Il paese importa oltre l'80% degli alimenti che consuma, con una spesa di circa 2 miliardi di dollari all'anno, una cifra insostenibile per un'economia in collasso.
Il panorama sociale è allarmante. Il Food Monitor Program riporta livelli critici di insicurezza alimentare in cinque province: L'Avana, Matanzas, Cienfuegos, Guantánamo e Santiago di Cuba. Il 96,91% dei cubani ha perso l'accesso ai cibi a causa dell'inflazione nell'agosto 2025.

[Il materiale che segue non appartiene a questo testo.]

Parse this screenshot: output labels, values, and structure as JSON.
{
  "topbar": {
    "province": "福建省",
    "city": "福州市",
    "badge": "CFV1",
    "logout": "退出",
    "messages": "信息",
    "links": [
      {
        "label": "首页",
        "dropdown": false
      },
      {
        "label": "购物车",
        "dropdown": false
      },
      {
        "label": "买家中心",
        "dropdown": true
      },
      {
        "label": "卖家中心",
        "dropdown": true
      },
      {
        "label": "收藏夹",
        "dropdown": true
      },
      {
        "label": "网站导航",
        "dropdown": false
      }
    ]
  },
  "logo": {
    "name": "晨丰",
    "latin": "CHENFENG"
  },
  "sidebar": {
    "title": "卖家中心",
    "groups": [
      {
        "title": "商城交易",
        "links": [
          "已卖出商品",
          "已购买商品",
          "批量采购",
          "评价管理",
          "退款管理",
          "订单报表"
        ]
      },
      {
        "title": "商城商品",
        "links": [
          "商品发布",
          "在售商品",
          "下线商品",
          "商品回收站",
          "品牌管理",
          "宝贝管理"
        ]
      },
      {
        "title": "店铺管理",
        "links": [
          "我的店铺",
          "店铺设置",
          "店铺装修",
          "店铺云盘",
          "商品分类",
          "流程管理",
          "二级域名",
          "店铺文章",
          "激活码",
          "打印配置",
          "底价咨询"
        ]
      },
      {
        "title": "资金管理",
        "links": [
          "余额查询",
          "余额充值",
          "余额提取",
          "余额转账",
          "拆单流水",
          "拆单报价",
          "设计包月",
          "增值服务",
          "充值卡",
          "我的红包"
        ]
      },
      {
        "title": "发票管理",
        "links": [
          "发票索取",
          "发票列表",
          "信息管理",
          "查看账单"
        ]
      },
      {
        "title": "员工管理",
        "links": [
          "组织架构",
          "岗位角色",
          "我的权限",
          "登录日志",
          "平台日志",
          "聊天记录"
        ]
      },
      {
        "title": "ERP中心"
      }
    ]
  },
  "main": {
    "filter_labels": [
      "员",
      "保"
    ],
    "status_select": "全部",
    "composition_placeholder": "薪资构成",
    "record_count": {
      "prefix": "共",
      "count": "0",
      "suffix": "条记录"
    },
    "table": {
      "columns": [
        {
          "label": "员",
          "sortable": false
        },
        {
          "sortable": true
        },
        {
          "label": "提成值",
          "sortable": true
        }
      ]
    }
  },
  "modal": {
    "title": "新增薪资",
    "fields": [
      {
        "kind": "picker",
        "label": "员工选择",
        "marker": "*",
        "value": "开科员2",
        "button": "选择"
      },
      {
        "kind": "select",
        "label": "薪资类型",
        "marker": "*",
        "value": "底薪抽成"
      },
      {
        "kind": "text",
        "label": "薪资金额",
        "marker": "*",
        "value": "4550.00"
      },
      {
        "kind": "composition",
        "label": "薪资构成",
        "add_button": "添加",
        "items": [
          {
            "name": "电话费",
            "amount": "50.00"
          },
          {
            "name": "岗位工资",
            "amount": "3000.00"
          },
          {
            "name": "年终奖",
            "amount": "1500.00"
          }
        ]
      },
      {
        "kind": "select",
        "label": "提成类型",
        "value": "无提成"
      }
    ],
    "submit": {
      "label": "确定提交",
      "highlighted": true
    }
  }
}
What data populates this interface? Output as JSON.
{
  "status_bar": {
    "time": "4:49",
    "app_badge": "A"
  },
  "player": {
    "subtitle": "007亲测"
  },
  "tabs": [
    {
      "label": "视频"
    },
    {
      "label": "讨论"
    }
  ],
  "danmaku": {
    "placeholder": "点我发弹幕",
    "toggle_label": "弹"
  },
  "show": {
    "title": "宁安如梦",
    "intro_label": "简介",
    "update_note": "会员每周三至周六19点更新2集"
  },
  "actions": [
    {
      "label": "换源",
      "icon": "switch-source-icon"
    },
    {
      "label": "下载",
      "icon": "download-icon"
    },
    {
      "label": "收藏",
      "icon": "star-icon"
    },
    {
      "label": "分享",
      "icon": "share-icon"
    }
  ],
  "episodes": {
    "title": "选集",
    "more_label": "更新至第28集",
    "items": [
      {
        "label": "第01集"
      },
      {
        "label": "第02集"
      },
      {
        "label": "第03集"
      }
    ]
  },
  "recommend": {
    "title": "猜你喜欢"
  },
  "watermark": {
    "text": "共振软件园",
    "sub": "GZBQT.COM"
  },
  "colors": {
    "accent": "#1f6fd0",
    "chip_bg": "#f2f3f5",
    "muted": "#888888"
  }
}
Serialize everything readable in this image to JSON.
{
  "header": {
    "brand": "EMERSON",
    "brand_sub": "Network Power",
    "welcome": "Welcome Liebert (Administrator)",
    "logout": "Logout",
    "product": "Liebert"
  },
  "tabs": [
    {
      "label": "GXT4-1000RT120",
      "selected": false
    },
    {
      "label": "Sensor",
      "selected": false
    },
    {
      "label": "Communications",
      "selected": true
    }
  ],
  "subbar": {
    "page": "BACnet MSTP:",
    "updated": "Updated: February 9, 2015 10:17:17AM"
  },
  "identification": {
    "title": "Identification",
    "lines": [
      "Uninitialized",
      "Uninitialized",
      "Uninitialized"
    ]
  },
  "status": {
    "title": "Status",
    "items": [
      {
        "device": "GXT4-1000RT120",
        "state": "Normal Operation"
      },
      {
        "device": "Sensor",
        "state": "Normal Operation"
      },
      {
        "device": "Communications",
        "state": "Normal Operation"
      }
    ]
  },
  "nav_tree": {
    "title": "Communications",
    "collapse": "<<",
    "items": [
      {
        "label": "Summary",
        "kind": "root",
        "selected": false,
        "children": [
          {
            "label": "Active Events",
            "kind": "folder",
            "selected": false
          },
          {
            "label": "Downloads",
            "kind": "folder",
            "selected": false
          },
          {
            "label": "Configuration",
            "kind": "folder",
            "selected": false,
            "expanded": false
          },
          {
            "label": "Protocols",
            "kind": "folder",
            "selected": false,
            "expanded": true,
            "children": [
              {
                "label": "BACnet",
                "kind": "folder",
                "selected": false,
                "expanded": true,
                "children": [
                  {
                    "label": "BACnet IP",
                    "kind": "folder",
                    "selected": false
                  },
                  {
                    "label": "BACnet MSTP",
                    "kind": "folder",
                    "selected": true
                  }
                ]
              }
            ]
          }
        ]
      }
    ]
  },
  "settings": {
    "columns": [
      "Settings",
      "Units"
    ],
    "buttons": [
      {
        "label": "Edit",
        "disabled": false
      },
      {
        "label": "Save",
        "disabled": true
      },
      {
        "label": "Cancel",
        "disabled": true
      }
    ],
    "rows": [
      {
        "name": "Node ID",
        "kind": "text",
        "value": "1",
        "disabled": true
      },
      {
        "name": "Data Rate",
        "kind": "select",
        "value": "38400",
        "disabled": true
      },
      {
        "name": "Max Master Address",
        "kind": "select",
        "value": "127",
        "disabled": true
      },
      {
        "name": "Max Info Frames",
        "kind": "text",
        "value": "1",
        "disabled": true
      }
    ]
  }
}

Il recente storico dell'ANAP non invita all'ottimismo. Nel XIII Congresso dell'ANAP svoltosi a maggio del 2025 è stata riconosciuta la scomparsa di 49 Cooperative di Produzione Agropecuaria e 65 Cooperative di Credito e Servizi rispetto al congresso precedente, mentre lo stesso Duartes Ortega lanciava il motto «sembrare di più con meno».
In quella stessa conferenza, il presidente Miguel Díaz-Canel rimproverò i contadini avvertendoli che c'era «molta terra incolta», come se la scarsità di fertilizzanti, combustibili e attrezzature fosse responsabilità di coloro che lavorano la terra a mani vuote.
Il regime ha risposto alla crisi agricola con un menu di annunci che non nutre nessuno. Nel febbraio del 2026, Díaz-Canel ha riattivato l'«Opzione Zero», un piano di emergenza degli anni '90 che fa appello all'autoapprovvigionamento locale con trazione animale. Ad aprile, il governo ha annunciato la fine del monopolio dell'azienda Acopio, con i governatori che dirigono bilanci locali di produzione. Ora, un nuovo accordo biotecnologico si aggiunge alla collezione.
Mentre i dirigenti designati da entrambe le parti si preparano a dare «seguimento a quanto concordato» e a stabilire «programmi di controllo con indicatori», milioni di cubani continuano a cercare cosa mettere in tavola. L'accordo è valido fino al 2031. Per il momento, tuberi, frutta e cereali non hanno una data di arrivo.